Les avaries se sont récemment accélérées avec sept incidents en deux semaines, ce qui a conduit mercredi soir l'autorité fédérale de l'aviation (FAA) à ordonner à tous les opérateurs de 787 enregistrés aux Etats-Unis de ne plus le faire voler jusqu'à nouvel ordre.
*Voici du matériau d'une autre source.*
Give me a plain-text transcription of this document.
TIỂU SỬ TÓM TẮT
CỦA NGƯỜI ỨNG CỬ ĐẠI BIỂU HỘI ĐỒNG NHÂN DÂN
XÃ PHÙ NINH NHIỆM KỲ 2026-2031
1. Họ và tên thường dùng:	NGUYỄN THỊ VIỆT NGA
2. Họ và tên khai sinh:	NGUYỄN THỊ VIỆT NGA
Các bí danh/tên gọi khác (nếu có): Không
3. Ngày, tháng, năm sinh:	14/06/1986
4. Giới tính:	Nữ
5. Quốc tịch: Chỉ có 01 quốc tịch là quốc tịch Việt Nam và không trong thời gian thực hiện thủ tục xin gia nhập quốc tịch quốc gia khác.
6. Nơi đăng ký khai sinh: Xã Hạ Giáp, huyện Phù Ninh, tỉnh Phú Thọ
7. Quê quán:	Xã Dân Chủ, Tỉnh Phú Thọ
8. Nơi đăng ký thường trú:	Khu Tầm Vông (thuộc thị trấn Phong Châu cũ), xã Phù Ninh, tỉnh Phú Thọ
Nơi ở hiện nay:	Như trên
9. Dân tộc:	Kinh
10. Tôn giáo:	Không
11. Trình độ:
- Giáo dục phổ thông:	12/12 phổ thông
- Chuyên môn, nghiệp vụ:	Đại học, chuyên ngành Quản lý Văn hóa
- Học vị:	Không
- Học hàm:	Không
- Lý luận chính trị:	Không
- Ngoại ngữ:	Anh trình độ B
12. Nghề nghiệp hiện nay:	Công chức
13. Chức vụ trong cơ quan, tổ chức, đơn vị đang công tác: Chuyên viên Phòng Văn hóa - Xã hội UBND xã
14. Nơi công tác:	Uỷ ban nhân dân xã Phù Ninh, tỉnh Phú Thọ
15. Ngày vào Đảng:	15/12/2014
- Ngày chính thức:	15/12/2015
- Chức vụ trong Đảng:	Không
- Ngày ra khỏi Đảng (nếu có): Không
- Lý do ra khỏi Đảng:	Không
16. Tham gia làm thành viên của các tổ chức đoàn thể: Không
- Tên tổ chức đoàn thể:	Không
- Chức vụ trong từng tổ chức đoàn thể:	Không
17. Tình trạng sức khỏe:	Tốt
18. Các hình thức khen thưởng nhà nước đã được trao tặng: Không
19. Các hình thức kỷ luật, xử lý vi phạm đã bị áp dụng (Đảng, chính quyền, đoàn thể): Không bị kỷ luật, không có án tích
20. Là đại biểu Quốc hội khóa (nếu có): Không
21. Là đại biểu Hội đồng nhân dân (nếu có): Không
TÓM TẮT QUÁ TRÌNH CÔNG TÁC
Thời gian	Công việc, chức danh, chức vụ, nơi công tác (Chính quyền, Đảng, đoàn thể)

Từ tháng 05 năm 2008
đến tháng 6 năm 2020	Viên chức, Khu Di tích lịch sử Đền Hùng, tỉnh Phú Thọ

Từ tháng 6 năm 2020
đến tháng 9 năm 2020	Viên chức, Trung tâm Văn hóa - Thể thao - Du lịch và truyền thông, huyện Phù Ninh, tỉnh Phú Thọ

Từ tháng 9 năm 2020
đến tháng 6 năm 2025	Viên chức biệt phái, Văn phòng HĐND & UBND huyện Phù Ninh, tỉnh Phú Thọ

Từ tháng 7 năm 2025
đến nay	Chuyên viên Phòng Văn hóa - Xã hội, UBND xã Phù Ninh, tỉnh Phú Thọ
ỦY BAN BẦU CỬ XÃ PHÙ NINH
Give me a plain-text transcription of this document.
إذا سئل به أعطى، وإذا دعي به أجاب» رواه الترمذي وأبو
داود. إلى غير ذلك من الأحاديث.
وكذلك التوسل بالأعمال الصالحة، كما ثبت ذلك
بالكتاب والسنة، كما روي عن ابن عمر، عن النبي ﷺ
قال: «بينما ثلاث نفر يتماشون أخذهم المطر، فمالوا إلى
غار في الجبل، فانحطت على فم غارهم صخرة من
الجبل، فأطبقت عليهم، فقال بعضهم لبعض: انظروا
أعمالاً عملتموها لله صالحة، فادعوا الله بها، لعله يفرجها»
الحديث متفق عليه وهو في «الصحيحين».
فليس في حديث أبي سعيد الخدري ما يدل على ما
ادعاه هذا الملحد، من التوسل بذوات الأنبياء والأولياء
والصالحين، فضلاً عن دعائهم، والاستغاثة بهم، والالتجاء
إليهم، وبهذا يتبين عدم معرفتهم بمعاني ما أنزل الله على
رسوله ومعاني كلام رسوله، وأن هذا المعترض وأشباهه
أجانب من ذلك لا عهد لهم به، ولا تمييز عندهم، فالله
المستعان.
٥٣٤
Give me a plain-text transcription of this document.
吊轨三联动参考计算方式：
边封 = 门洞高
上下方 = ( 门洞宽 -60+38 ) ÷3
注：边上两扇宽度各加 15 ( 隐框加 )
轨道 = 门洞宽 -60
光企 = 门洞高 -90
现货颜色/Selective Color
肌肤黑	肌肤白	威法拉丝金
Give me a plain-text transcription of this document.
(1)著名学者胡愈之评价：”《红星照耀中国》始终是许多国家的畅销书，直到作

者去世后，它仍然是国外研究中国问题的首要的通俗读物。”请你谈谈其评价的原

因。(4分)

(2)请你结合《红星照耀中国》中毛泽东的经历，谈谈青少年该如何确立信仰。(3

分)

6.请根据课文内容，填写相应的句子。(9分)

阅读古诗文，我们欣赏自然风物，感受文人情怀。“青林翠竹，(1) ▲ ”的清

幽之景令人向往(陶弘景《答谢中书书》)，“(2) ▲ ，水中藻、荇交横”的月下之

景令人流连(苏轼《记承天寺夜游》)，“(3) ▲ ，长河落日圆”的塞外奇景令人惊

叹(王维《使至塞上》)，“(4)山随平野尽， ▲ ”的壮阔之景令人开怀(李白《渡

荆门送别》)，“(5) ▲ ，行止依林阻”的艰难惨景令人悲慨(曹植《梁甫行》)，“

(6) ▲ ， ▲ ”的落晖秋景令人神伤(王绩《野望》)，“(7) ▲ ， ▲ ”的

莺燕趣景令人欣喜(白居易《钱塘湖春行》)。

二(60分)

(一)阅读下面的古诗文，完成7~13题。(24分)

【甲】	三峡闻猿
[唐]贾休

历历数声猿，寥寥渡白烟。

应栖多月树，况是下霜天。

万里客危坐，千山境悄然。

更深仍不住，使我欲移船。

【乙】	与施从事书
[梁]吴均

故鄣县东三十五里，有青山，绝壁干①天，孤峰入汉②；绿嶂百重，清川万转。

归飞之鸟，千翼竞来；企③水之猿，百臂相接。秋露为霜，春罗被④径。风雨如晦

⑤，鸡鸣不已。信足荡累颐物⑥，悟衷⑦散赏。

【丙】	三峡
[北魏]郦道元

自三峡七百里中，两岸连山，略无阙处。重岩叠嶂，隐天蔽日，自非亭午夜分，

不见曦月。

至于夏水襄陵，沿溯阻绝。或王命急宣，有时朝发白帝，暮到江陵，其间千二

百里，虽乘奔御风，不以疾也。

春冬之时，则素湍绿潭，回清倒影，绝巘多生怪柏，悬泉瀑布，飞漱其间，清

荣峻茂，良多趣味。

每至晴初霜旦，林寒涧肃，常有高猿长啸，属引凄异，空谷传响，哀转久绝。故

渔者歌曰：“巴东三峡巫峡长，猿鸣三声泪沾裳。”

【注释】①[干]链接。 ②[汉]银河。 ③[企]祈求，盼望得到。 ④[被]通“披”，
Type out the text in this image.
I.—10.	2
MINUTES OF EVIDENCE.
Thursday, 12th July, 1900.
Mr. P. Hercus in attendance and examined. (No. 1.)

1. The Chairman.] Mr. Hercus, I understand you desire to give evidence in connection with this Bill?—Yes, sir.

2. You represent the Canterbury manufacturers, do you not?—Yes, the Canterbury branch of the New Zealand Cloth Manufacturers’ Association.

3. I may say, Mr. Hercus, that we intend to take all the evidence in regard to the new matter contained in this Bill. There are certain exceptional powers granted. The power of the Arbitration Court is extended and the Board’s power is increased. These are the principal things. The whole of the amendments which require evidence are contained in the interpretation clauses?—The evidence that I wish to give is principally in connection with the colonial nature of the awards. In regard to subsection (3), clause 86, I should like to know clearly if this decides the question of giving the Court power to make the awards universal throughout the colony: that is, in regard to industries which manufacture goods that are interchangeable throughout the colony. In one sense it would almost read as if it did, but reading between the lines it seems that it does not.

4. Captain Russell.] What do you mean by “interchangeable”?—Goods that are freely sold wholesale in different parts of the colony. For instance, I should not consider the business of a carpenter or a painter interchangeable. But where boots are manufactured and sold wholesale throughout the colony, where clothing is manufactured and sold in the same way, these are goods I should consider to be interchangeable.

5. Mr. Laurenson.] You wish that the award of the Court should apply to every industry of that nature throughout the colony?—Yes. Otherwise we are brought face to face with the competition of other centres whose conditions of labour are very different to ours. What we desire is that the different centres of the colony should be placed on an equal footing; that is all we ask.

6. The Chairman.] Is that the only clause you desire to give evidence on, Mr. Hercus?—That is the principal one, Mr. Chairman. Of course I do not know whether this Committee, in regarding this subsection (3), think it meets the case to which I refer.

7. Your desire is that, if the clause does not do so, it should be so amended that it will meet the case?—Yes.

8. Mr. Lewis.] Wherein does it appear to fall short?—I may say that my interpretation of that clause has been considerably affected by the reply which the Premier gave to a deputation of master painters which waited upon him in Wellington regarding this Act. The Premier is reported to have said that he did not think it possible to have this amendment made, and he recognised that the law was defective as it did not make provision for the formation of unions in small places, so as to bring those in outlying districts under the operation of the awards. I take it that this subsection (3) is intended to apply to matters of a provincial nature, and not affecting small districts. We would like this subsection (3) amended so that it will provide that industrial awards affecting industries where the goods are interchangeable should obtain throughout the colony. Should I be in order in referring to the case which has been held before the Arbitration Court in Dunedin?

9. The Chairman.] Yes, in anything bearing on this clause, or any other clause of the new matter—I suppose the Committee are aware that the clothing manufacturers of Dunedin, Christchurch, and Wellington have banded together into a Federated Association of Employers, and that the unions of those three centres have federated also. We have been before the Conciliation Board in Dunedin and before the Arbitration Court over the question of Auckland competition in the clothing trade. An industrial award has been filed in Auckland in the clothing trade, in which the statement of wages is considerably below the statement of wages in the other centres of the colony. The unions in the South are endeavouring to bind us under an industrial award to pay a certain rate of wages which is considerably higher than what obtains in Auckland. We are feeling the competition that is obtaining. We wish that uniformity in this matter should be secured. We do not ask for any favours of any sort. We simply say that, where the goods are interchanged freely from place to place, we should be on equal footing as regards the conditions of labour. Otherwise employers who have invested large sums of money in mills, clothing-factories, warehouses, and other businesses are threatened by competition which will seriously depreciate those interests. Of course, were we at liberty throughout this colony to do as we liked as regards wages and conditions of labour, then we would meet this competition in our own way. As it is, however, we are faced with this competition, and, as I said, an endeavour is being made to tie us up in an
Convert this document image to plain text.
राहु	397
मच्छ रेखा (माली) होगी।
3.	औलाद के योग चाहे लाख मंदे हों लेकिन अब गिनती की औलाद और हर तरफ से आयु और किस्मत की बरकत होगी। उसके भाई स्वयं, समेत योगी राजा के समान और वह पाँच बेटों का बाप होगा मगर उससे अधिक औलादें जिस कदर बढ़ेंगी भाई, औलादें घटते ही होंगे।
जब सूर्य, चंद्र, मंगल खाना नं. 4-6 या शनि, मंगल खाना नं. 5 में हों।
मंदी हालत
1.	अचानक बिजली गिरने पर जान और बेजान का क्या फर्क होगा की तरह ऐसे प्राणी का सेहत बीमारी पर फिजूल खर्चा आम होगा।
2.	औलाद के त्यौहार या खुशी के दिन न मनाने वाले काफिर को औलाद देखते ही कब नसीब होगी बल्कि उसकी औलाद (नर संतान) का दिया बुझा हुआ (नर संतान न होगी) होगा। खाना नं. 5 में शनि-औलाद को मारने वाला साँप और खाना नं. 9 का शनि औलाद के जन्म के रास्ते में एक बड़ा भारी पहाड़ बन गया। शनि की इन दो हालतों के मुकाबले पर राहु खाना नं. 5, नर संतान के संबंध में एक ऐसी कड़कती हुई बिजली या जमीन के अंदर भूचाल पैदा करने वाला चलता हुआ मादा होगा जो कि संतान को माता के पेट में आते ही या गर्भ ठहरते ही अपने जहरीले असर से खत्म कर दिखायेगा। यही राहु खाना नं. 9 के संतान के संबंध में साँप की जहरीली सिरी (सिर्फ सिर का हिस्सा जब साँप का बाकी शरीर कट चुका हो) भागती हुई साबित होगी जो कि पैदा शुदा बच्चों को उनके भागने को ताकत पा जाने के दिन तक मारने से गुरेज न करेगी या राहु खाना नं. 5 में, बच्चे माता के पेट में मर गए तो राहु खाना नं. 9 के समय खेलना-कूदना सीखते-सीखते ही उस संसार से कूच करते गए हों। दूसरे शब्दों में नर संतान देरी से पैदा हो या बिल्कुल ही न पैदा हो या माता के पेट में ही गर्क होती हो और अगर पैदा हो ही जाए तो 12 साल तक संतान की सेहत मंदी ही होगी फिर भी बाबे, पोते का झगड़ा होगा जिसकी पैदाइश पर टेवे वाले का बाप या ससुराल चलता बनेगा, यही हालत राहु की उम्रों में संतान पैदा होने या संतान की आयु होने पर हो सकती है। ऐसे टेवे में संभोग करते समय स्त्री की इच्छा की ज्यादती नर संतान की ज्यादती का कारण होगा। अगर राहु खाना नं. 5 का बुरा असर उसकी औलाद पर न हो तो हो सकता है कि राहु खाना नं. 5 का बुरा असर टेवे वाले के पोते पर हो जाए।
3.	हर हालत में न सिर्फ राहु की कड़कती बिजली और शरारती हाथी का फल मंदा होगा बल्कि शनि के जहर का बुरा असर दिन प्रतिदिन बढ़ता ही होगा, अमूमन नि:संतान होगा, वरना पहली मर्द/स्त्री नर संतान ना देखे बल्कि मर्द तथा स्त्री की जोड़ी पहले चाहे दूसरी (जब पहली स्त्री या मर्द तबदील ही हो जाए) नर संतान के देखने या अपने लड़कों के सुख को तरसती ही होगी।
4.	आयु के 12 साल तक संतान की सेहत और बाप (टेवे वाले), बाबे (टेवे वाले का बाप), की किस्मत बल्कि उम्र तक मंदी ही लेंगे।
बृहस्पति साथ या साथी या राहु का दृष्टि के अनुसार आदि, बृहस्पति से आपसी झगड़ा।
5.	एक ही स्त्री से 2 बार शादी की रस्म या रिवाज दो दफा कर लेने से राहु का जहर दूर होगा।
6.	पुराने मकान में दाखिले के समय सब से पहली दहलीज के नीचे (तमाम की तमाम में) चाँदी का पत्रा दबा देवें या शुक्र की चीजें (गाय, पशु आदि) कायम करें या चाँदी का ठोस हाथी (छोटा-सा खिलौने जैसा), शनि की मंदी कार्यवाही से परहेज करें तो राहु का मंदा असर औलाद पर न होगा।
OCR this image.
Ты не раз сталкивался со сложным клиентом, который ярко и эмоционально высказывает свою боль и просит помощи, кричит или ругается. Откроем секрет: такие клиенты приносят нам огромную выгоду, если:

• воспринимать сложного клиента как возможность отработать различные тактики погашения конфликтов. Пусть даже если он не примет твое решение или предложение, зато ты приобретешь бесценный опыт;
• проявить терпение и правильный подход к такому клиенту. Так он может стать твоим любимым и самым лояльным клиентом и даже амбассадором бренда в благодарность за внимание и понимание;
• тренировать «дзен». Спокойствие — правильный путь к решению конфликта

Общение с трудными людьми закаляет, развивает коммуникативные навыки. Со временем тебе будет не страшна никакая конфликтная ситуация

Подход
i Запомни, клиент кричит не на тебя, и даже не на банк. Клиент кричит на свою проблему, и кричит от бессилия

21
Cela concerne essentiellement United Airlines, seule compagnies américaine à compter pour l'instant des "Dreamliner" dans sa flotte.
 
"Pression politique"
 
Cela fait donc trois compagnies au total ayant immobilisé leurs 787, alors que les deux compagnies aériennes japonaises JAL et ANA avaient déjà décidé de le faire plus tôt mercredi.
 
De son côté, le vice-ministre japonais des Transports, Hiroshi Kajiyama, a annoncé que "les Boeing 787 ne seront pas autorisés à décoller jusqu'à ce que la sécurité des batteries soit garantie".
 
Le PDG de Boeing Jim McNerney s'est une nouvelle fois voulu rassurant mercredi en se disant à nouveau "confiant" dans la "sûreté" du Dreamliner.
 
Pour Loren Thompson, du cabinet de conseil spécialisé Lexington Institute, les incidents rencontrés (début d'incendie, fuite de carburant, bris de glace dans la cabine de pilotage...) "s'apparentent à ceux qui affectent tous les nouveaux avions".
 
Hans Weber, analyste indépendant de sécurité et défense, est du même avis et juge que la décision de la FAA est une réponse à la pression politique d'agir.
 
Action en baisse
 
Toutefois, la suspension des vols chez trois compagnies, qui représentent 30 sur les 50 787 en circulation dans le monde, "pourrait peser sur les ventes" futures et sur "l'action", ajoute M. Thompson.
 
L'action du groupe a terminé en baisse de 3,38% à 74,34 dollars et était encore en nette baisse dans les échanges électroniques après la clôture.
 
Les compagnies qui ont commandé le 787 n'ont pas changé leurs plans depuis les incidents, mais l'an dernier le carnet de commandes de l'avion a baissé de 12 unités. "Nous pensons que l'attention des investisseurs va naturellement se porter vers les scénarios du pire", même s'ils ne sont pas les plus probables, prédit la banque Barclays dans une note.
 
Pour elle, cela comprend "le coût potentiel des réparations qui pourraient être requises", "de possibles annulations ou reports de commandes, avec les conséquences que cela aurait sur la trésorerie de Boeing et ses résultats".
 
"Problèmes temporaires"
 
Alors que le groupe tente d'accélérer sa cadence de production (il prévoit de fabriquer dix 787 par mois d'ici la fin de l'année, au lieu de cinq), la série noire de Boeing pourrait perturber la chaîne d'approvisionnement.
 
Si les dizaines de sous-traitants qui contribuent à la fabrication éclatée en multiples sites du 787 dans le monde se retrouvent sur la sellette, notamment au Japon, cela pourrait ralentir le rythme de fabrication, note Barclays.
 
Pour Michael Boyd, Boeing va peut-être aussi devoir "payer des dommages et intérêts" aux compagnies clientes. Mais "tous "ces problèmes vont passer très vite", estime-t-il.
 
Selon lui, les clients de Boeing s'attachent surtout aux bénéfices qu'ils attendent du 787 en termes de coûts, et notamment d'économies en carburant.